SAWT BEIRUT INTERNATIONAL

| 29 March 2024, Friday |

UK: Covid-19 deaths lowers pension burdens by $2.09 billion

Deaths caused by Covid-19 will lower Britain’s pension burden by $2.09 billion, according to the Office for Budget Responsibility.

But private pension providers and insurers were affected by the higher mortality rate.

The Treasury’s pensioner spending will fall by $830 million in 2020/21 and $1.2 billion in 2021/22, because the 144,000 deaths linked to Covid-19 since the start of the crisis were mainly comprised of people aged over 65.

Private pension providers may also see their burden fall, say analysts, while retirees buying annuities to fund their retirement may receive better terms going forward, and the government will receive a boost from a rise in inheritance tax receipts.

“The state pension of $185 per week adds up to just shy of $9,600 a year and sadly if people have died sooner than expected then that’s $9,600 per year for each person that isn’t being paid out by the government,” Raj Mody, global head of retirement and pensions consultancy at professional services firm PwC, told The National.

“But [that extra revenue] will be dwarfed by the broader economic support the government has had to deploy. There is a financial impact [from Covid deaths] but this will not directly affect policy decisions in any material way; it’s just one of those consequences [of the crisis]. If you compare it to the significant economic dent and the loss of tax revenue from the lower economic activity because businesses are locked down, it’s almost lost.”

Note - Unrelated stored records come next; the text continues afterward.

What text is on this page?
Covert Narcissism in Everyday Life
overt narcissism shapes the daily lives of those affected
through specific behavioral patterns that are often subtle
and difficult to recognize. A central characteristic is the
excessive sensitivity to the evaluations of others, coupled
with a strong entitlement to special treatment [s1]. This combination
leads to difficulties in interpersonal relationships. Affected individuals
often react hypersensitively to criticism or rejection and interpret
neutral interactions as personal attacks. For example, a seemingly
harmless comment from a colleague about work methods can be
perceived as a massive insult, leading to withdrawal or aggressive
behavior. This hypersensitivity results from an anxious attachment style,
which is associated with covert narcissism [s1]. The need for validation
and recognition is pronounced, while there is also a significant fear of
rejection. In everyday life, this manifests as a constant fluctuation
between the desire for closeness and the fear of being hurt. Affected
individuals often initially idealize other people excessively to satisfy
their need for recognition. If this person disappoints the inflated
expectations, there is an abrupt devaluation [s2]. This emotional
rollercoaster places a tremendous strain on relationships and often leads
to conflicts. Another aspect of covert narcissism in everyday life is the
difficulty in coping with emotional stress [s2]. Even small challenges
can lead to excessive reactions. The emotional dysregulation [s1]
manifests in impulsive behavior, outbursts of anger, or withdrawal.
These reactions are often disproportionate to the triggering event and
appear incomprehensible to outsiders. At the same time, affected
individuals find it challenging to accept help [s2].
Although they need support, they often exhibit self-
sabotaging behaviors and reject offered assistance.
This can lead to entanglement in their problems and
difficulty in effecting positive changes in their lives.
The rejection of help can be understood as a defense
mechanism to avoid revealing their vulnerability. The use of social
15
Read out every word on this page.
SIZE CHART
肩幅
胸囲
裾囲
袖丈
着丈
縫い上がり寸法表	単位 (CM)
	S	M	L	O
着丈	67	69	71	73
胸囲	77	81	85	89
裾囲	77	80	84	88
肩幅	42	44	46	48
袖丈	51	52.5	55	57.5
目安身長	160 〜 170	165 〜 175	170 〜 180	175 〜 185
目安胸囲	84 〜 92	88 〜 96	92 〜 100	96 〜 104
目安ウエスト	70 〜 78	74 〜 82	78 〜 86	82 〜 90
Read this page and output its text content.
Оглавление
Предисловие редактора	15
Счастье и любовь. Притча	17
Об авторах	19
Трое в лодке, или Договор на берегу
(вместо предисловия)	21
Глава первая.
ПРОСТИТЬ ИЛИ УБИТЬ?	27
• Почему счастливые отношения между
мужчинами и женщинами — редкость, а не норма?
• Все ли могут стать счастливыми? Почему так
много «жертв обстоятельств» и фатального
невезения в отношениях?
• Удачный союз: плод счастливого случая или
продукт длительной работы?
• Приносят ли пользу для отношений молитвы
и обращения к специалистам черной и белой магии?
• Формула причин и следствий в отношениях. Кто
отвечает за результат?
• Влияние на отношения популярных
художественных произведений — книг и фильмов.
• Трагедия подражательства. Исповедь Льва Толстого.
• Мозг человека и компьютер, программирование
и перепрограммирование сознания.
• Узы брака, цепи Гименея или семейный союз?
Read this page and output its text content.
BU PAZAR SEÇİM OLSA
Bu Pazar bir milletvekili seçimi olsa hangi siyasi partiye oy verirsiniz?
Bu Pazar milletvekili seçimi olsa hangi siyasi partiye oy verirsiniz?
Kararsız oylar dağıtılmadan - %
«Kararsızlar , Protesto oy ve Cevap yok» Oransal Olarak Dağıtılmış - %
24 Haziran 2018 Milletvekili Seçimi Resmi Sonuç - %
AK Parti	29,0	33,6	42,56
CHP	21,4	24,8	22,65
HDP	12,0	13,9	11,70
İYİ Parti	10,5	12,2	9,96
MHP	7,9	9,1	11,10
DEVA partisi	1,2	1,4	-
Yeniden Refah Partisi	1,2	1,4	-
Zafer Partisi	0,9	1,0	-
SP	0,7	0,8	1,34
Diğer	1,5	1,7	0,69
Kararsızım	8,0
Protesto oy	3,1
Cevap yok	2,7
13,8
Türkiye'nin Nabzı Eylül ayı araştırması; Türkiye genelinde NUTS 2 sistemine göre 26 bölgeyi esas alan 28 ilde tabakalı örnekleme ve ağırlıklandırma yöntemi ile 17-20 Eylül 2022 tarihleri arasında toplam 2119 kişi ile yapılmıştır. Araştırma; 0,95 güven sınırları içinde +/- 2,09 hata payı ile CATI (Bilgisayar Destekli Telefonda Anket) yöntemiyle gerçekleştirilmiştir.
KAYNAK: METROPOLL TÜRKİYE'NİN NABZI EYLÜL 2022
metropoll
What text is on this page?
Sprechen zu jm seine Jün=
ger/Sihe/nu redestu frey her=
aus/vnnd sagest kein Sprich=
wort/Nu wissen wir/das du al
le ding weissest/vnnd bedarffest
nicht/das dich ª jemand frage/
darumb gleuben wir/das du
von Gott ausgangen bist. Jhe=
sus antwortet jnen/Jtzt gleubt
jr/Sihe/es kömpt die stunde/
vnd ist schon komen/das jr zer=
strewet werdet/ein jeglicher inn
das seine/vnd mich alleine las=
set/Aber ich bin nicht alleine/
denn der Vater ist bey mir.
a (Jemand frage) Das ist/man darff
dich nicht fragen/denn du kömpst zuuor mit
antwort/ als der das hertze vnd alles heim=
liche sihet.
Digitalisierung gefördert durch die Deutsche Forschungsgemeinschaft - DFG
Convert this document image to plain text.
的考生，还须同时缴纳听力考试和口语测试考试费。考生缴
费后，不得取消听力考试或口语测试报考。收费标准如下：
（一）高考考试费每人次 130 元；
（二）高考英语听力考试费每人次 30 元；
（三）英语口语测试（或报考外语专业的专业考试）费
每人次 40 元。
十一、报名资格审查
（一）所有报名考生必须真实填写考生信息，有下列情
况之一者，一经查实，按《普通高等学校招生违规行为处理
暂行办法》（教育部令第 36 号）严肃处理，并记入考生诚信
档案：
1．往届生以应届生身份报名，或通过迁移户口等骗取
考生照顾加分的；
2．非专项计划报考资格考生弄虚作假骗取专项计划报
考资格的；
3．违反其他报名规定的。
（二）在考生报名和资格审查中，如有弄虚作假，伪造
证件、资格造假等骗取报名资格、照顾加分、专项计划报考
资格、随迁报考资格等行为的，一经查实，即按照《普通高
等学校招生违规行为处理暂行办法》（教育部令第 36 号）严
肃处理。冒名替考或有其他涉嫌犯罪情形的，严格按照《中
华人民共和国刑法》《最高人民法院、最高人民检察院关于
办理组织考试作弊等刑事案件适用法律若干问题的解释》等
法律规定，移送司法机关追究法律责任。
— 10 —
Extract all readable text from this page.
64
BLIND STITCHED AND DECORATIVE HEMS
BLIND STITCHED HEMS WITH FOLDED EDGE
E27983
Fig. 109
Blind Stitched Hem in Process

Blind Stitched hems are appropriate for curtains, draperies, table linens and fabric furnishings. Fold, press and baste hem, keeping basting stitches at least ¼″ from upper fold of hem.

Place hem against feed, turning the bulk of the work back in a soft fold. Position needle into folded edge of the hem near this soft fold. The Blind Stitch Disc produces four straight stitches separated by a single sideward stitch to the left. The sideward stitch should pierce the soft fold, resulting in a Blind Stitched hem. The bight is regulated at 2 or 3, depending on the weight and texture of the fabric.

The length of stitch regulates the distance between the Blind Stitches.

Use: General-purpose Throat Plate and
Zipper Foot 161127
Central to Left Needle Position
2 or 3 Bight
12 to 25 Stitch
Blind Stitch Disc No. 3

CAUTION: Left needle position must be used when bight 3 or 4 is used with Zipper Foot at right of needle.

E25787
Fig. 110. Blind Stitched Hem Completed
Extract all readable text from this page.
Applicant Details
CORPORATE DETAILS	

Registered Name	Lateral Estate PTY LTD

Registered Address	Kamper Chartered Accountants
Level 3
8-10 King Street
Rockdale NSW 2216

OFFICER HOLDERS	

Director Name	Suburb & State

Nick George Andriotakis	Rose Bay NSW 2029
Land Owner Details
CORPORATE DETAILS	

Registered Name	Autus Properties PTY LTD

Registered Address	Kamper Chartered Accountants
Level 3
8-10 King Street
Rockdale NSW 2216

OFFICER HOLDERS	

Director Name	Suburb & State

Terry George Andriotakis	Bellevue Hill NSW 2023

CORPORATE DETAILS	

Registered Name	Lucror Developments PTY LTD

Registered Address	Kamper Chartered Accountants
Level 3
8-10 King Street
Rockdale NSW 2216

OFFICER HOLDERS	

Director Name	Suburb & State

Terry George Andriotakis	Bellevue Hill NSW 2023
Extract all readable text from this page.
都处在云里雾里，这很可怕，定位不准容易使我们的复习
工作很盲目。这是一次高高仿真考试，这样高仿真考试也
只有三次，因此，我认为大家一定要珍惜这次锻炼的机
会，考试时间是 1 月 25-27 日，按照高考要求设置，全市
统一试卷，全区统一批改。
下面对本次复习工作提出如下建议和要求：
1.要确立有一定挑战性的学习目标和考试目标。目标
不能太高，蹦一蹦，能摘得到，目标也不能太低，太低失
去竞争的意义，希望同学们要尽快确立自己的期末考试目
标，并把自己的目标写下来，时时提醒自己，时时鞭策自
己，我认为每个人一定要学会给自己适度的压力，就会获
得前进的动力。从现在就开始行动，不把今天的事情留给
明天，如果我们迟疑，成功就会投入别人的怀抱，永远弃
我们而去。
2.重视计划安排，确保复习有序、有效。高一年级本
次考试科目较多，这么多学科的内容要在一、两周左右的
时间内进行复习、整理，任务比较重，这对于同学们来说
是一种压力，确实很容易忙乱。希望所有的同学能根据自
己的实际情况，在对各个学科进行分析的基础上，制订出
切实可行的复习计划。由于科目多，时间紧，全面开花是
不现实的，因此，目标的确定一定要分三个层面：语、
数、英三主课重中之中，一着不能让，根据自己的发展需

The pandemic has cost the British economy $560 billion, including the extra $90 billion of support measures pumped in by UK finance Minister Rishi Sunak in his latest budget statement on Wednesday. This will help to prop up jobs and businesses as the country begins the slow process of easing itself out of tightened restrictions, thanks to a fall in the number of cases.

Sadly, the number of excess pensioner deaths for the 2020-21 fiscal year will hit 100,000, according to the OBR’s Economic and Fiscal Outlook report, an upward revision to its November forecast of 90,000 following the sharp increase in virus-related deaths over the past couple of months.

Matthew Edwards, a longevity expert at the Institute and Faculty of Actuaries, said Britain’s mortality rate for 2020 was 12 percent higher than the previous year, with around 73,000 excess deaths.

“We saw the same thing back in the 1920s, at the time of the depression, so it’s almost a one in a century sort of fluctuation,” Edwards told The National.

There have been about 37,000 more deaths than would be expected so far this year, said Edwards, with more Covid-19 deaths to come.

“So, in a very approximate ‘round number’, we might expect the increase of 12 percent in 2020 to be replaced by an increase of 5 per cent this year.”

As well as a reduction in pension payments for the state, private sector pension providers may also have fewer pay-outs to make because of the rise in deaths.

Mody said people on final salary pension schemes tend to live longer because they are healthier and live in more affluent environments, therefore they will be less affected by Covid mortality.

“You have to be a bit reserved about how much of this effect actually hits private sector final salary schemes,” he said.